Recent observations of mangrove expansion into historical saltmarsh ecosystems on the Atlantic and Gulf Coasts of Florida suggest climate change, in the form of reduced freezing events, is allowing a shift in foundation species in coastal wetlands. The change of dominant vegetation from marsh cordgrass (Spartina alterniflora) to woody, canopy forming black (Avicennia germinans) and red mangroves (Rhizophora mangle) can have significant effects on ecosystem services provided. While much attention has been focused on biological and ecological response, little is known about the concomitant physical changes to these ecosystems that major shifts in vegetation community can impart. The motivating questions for this study include: 1) will the shift from cordgrass to shrub/forest dominated ecosystem affect hydrologic characteristics of the marsh platform? and 2) if so, to what degree might those factors affect recognized ecosystem services?

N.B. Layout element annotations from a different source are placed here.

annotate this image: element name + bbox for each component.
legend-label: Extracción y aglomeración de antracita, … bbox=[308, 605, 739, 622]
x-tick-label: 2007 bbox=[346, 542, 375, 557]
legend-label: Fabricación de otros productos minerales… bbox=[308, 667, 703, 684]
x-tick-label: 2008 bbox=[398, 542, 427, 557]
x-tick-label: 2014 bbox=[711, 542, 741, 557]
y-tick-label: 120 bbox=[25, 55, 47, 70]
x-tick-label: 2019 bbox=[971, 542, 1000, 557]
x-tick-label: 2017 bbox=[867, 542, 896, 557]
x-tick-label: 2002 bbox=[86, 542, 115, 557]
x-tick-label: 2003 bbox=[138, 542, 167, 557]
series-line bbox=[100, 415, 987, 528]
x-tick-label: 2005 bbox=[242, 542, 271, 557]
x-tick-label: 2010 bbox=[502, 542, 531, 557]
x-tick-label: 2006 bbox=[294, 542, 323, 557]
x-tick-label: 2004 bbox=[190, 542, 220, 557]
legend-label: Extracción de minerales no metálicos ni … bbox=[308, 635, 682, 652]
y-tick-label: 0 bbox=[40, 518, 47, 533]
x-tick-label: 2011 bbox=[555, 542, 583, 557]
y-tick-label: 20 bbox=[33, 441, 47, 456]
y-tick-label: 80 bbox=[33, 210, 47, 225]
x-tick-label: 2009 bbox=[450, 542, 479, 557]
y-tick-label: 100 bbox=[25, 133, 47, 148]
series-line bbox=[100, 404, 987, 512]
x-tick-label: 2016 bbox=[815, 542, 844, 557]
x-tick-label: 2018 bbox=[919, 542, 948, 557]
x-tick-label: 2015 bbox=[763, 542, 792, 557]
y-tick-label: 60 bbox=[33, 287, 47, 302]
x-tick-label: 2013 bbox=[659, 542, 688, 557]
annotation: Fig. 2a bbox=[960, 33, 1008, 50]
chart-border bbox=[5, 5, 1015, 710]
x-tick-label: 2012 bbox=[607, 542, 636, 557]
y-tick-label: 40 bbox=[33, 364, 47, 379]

To address these questions, we measured several key variables (stem height, diameter, density, flexure, leaf counts and structure) used to estimate plant resistance to flow and calculated potential differences between the two competing species within the Matanzas River basin in St. Augustine, FL. Flow through flume experiments were conducted to determine the contribution of vegetation to water movement and ultimately tidal exchange.
Results/Conclusions
Results of flow resistance calculations and flume trials suggest that mangrove expansion is having a significant effect on hydrology of the marsh platforms in the Matanzas River estuary. Increased stem rigidity, diameter, and altered densities resulted in lower velocities of inflow and outflow water. The main impact is realized in sediment transport and deposition within the estuary. Based upon these findings, we argue that potential alteration to ecosystem services includes an increased resistance to coastal flooding and storm surge, but a reduced ability of the marsh platform to keep up with sea level rise, thus reducing blue carbon storage and overall long-term resiliency of the estuary to disturbance events.